After Maine Supreme Court Decision: What?

After failing to get an answer from the Maine Supreme Judicial Court whether it can legally open a casino without state permission the Houlton Band of Maliseet Indians is looking at its options. One of them is to sue the state. Henry Bear (l.), who represents the tribe in the state legislature, said state approval isn’t necessary if the tribe wants to build a casino.

After Maine Supreme Court Decision: What?

Now that the Maine Supreme Judicial Court has declined to rule on the question by the Houlton Band of Maliseet Indians whether the tribe has the right to operate a casino with the consent of the state, the tribe is mulling its next move.

Tribal Chief Clarissa Sabattis told the press last week that the tribe will no longer send a tribal representative to the legislature.

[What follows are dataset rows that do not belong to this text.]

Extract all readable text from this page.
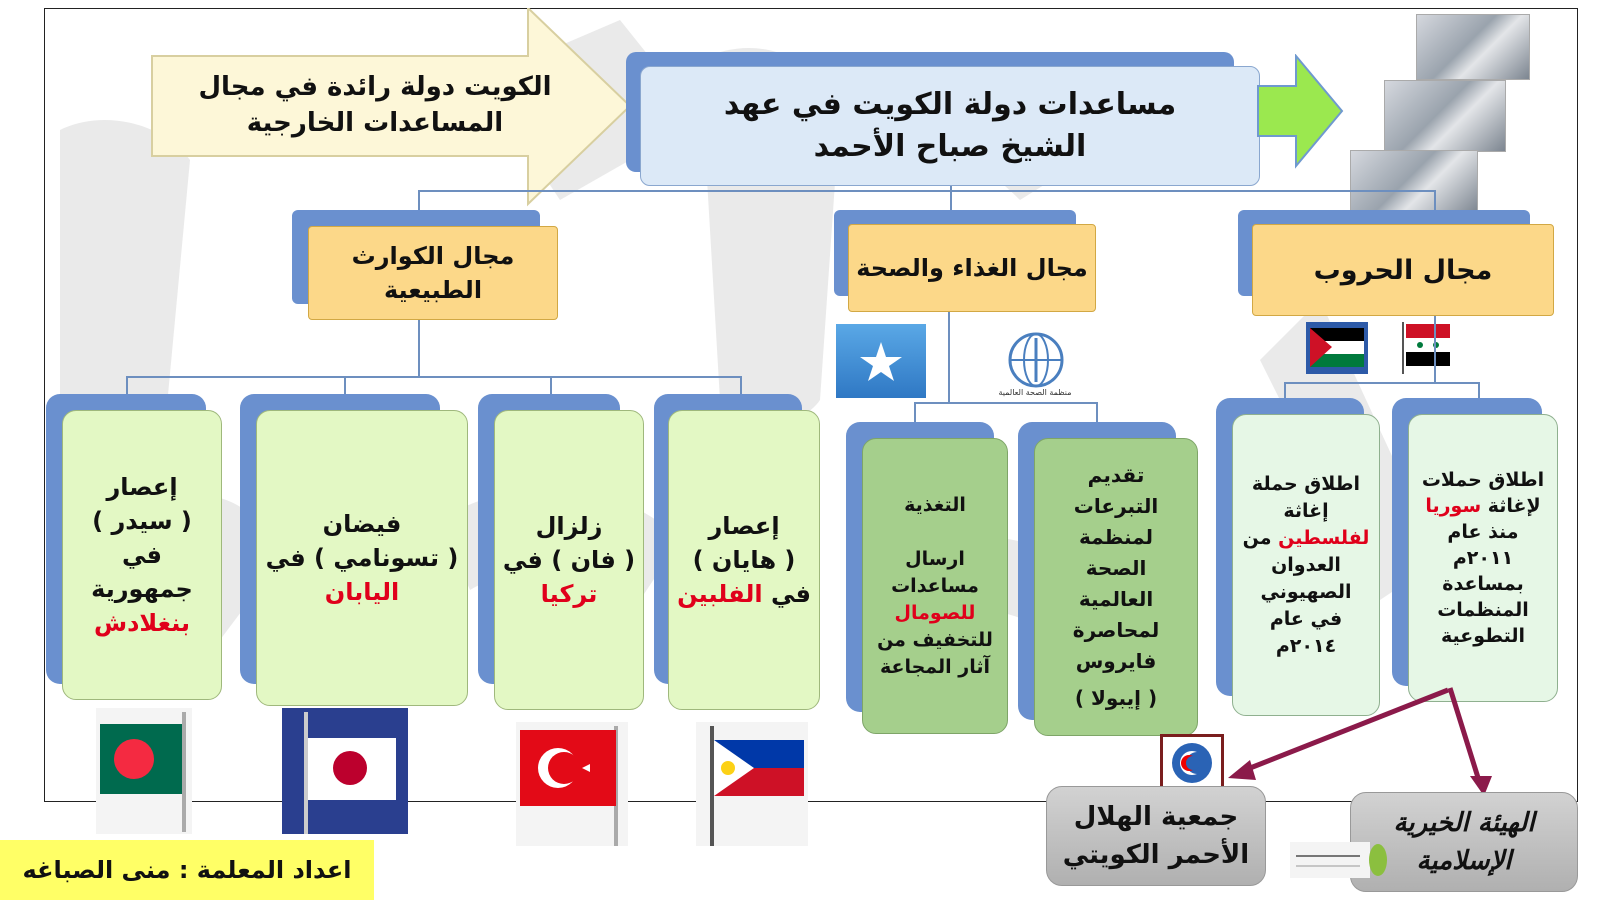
الكويت دولة رائدة في مجال المساعدات الخارجية
مساعدات دولة الكويت في عهد الشيخ صباح الأحمد
مجال الكوارث الطبيعية
مجال الغذاء والصحة	مجال الحروب
إعصار
( سيدر )
في
جمهورية
بنغلادش
فيضان
( تسونامي ) في
اليابان
زلزال
( فان ) في
تركيا
إعصار
( هايان )
في الفلبين
منظمة الصحة العالمية
التغذية

ارسال
مساعدات
للصومال
للتخفيف من
آثار المجاعة
تقديم
التبرعات
لمنظمة
الصحة
العالمية
لمحاصرة
فايروس
( إيبولا )
اطلاق حملة
إغاثة
لفلسطين من
العدوان
الصهيوني
في عام
٢٠١٤م
اطلاق حملات
لإغاثة سوريا
منذ عام
٢٠١١م
بمساعدة
المنظمات
التطوعية
جمعية الهلال الأحمر الكويتي
الهيئة الخيرية الإسلامية
اعداد المعلمة : منى الصباغه
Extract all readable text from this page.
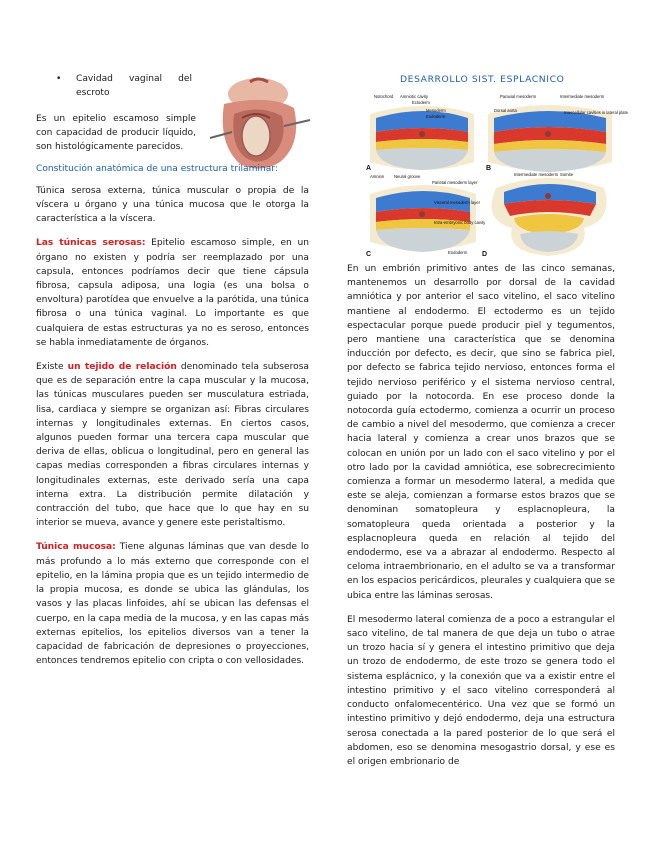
• Cavidad vaginal del escroto

Es un epitelio escamoso simple con capacidad de producir líquido, son histológicamente parecidos.

Constitución anatómica de una estructura trilaminar:

Túnica serosa externa, túnica muscular o propia de la víscera u órgano y una túnica mucosa que le otorga la característica a la víscera.

Las túnicas serosas: Epitelio escamoso simple, en un órgano no existen y podría ser reemplazado por una capsula, entonces podríamos decir que tiene cápsula fibrosa, capsula adiposa, una logia (es una bolsa o envoltura) parotídea que envuelve a la parótida, una túnica fibrosa o una túnica vaginal. Lo importante es que cualquiera de estas estructuras ya no es seroso, entonces se habla inmediatamente de órganos.

Existe un tejido de relación denominado tela subserosa que es de separación entre la capa muscular y la mucosa, las túnicas musculares pueden ser musculatura estriada, lisa, cardiaca y siempre se organizan así: Fibras circulares internas y longitudinales externas. En ciertos casos, algunos pueden formar una tercera capa muscular que deriva de ellas, oblicua o longitudinal, pero en general las capas medias corresponden a fibras circulares internas y longitudinales externas, este derivado sería una capa interna extra. La distribución permite dilatación y contracción del tubo, que hace que lo que hay en su interior se mueva, avance y genere este peristaltismo.

Túnica mucosa: Tiene algunas láminas que van desde lo más profundo a lo más externo que corresponde con el epitelio, en la lámina propia que es un tejido intermedio de la propia mucosa, es donde se ubica las glándulas, los vasos y las placas linfoides, ahí se ubican las defensas el cuerpo, en la capa media de la mucosa, y en las capas más externas epitelios, los epitelios diversos van a tener la capacidad de fabricación de depresiones o proyecciones, entonces tendremos epitelio con cripta o con vellosidades.

DESARROLLO SIST. ESPLACNICO
Notochord Amniotic cavity
Ectoderm
Mesoderm
Endoderm
A
Paraxial mesoderm	Intermediate mesoderm
Intercellular cavities in lateral plate
Dorsal aorta
B
Amnion Neural groove
Parietal mesoderm layer
Visceral mesoderm layer
Intra-embryonic body cavity
C
Somite
Intermediate mesoderm
D
Endoderm

En un embrión primitivo antes de las cinco semanas, mantenemos un desarrollo por dorsal de la cavidad amniótica y por anterior el saco vitelino, el saco vitelino mantiene al endodermo. El ectodermo es un tejido espectacular porque puede producir piel y tegumentos, pero mantiene una característica que se denomina inducción por defecto, es decir, que sino se fabrica piel, por defecto se fabrica tejido nervioso, entonces forma el tejido nervioso periférico y el sistema nervioso central, guiado por la notocorda. En ese proceso donde la notocorda guía ectodermo, comienza a ocurrir un proceso de cambio a nivel del mesodermo, que comienza a crecer hacia lateral y comienza a crear unos brazos que se colocan en unión por un lado con el saco vitelino y por el otro lado por la cavidad amniótica, ese sobrecrecimiento comienza a formar un mesodermo lateral, a medida que este se aleja, comienzan a formarse estos brazos que se denominan somatopleura y esplacnopleura, la somatopleura queda orientada a posterior y la esplacnopleura queda en relación al tejido del endodermo, ese va a abrazar al endodermo. Respecto al celoma intraembrionario, en el adulto se va a transformar en los espacios pericárdicos, pleurales y cualquiera que se ubica entre las láminas serosas.

El mesodermo lateral comienza de a poco a estrangular el saco vitelino, de tal manera de que deja un tubo o atrae un trozo hacia sí y genera el intestino primitivo que deja un trozo de endodermo, de este trozo se genera todo el sistema esplácnico, y la conexión que va a existir entre el intestino primitivo y el saco vitelino corresponderá al conducto onfalomecentérico. Una vez que se formó un intestino primitivo y dejó endodermo, deja una estructura serosa conectada a la pared posterior de lo que será el abdomen, eso se denomina mesogastrio dorsal, y ese es el origen embrionario de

The legislature forwarded the tribe’s question to the high court. Each tribe has a non-voting representative in the legislature.

After the court declined to answer the question, the tribe’s Rep. Henry Bear commented, “Efforts to gain local, state support for our legitimate, but modest, tribal economic development plans was never legally required under current international, treaty, federal or state law.”

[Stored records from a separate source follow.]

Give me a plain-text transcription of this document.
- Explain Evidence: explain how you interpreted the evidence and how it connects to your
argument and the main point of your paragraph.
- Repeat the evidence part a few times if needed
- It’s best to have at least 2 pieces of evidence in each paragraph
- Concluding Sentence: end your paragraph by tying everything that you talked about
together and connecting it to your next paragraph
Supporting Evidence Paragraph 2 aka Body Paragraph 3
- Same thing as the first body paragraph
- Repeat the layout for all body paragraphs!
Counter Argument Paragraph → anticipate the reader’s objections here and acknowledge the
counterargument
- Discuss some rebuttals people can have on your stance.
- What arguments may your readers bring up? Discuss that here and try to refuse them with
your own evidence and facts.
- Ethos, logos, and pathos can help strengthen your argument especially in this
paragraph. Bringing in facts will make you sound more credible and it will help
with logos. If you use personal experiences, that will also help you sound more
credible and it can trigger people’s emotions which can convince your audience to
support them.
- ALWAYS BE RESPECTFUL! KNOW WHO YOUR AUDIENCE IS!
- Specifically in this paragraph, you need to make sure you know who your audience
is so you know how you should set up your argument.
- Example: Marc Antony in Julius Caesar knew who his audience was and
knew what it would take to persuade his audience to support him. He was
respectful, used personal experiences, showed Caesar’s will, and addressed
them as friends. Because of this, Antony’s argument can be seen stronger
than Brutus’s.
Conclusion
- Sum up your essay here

He said the tribe had made the request as a courtesy “toward those who are seemingly unknowing of the law and now find themselves among us as our neighbors as we pursue our modern-day goals of self-determination and economic self-sufficiency.”

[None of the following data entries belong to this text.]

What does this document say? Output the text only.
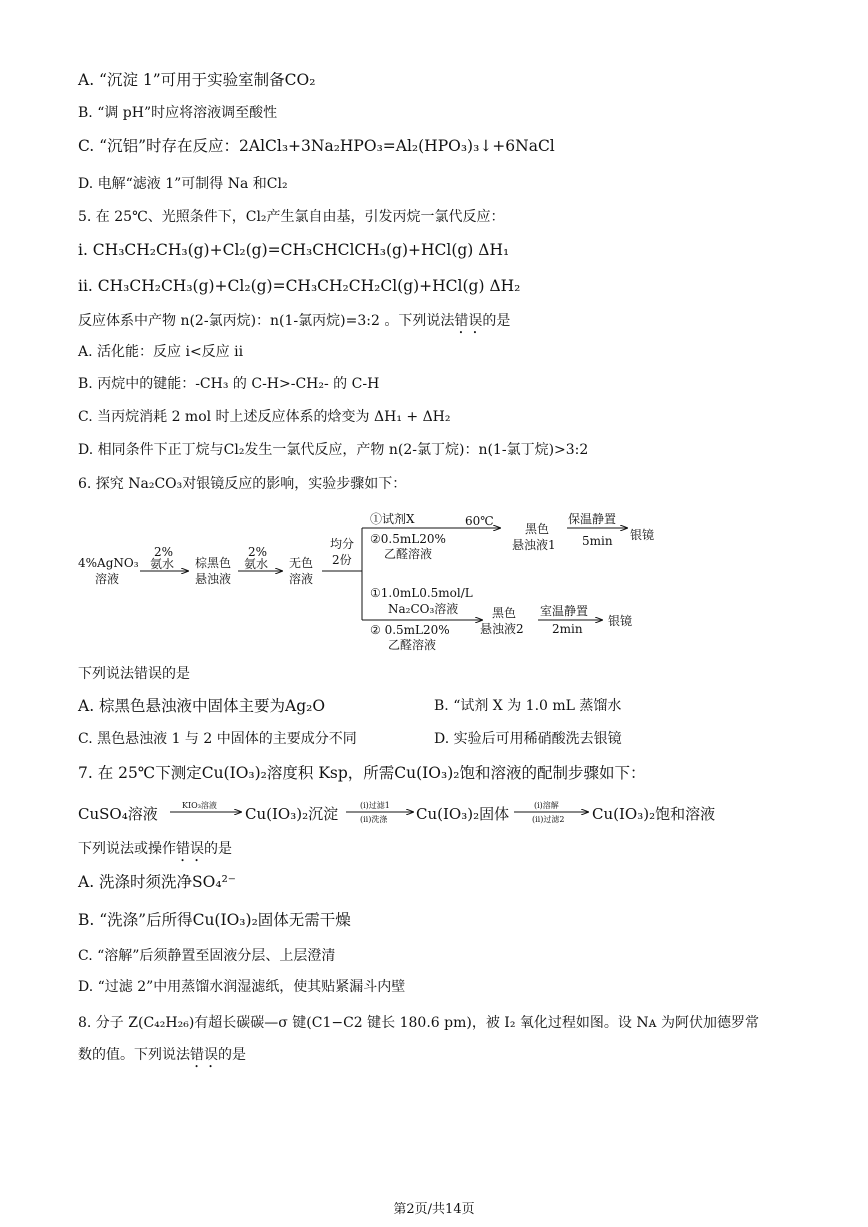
A. “沉淀 1”可用于实验室制备CO₂
B. “调 pH”时应将溶液调至酸性
C. “沉铝”时存在反应：2AlCl₃+3Na₂HPO₃=Al₂(HPO₃)₃↓+6NaCl
D. 电解“滤液 1”可制得 Na 和Cl₂
5. 在 25℃、光照条件下，Cl₂产生氯自由基，引发丙烷一氯代反应：
i. CH₃CH₂CH₃(g)+Cl₂(g)=CH₃CHClCH₃(g)+HCl(g) ΔH₁
ii. CH₃CH₂CH₃(g)+Cl₂(g)=CH₃CH₂CH₂Cl(g)+HCl(g) ΔH₂
反应体系中产物 n(2-氯丙烷)：n(1-氯丙烷)=3:2 。下列说法错误的是
A. 活化能：反应 i<反应 ii
B. 丙烷中的键能：-CH₃ 的 C-H>-CH₂- 的 C-H
C. 当丙烷消耗 2 mol 时上述反应体系的焓变为 ΔH₁ + ΔH₂
D. 相同条件下正丁烷与Cl₂发生一氯代反应，产物 n(2-氯丁烷)：n(1-氯丁烷)>3:2
6. 探究 Na₂CO₃对银镜反应的影响，实验步骤如下：
4%AgNO₃
溶液
2%
氨水 棕黑色
悬浊液
2%
氨水 无色
溶液
均分
2份
①试剂X
②0.5mL20%
乙醛溶液
60℃
黑色
悬浊液1
保温静置
5min 银镜
①1.0mL0.5mol/L
Na₂CO₃溶液
② 0.5mL20%
乙醛溶液
黑色
悬浊液2
室温静置
2min
银镜
下列说法错误的是
A. 棕黑色悬浊液中固体主要为Ag₂O	B. “试剂 X 为 1.0 mL 蒸馏水
C. 黑色悬浊液 1 与 2 中固体的主要成分不同	D. 实验后可用稀硝酸洗去银镜
7. 在 25℃下测定Cu(IO₃)₂溶度积 Ksp，所需Cu(IO₃)₂饱和溶液的配制步骤如下：
CuSO₄溶液	KIO₃溶液 Cu(IO₃)₂沉淀	(i)过滤1
(ii)洗涤 Cu(IO₃)₂固体	(i)溶解
(ii)过滤2 Cu(IO₃)₂饱和溶液
下列说法或操作错误的是
A. 洗涤时须洗净SO₄²⁻
B. “洗涤”后所得Cu(IO₃)₂固体无需干燥
C. “溶解”后须静置至固液分层、上层澄清
D. “过滤 2”中用蒸馏水润湿滤纸，使其贴紧漏斗内壁
8. 分子 Z(C₄₂H₂₆)有超长碳碳—σ 键(C1−C2 键长 180.6 pm)，被 I₂ 氧化过程如图。设 Nᴀ 为阿伏加德罗常
数的值。下列说法错误的是
第2页/共14页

The state constitution gives the option to state officials to ask the justices to render opinions on important questions of law. However, the high court in this instance responded that the question wasn’t urgent or particularly important.

The tribe has long sought to operate a casino on its reservation. The legislature has never mustered enough votes to authorize it to do so and it has also failed to convince the voters to authorize one. It is moving toward the position that it can do so without a state gaming compact.

It cites the 1987 U.S. Supreme Court ruling in California v. Cabazon Band of Mission Indians decision as its justification as well as the Indian Gaming Regulatory Act (IGRA) of 1988.

Bear hinted that the tribe may file a lawsuit or try to force a compact negotiation on the state and noted that the state already has two commercial casinos operating. “State gaming studies confirm a tribal casino in Aroostook County does not impact Oxford and barely (3 percent) impacts Bangor’s Hollywood Casino. The only ones pleased by this behavior are the out-of-state-owned casinos and their teams of lawyers and lobbyists at the state capital,” he said.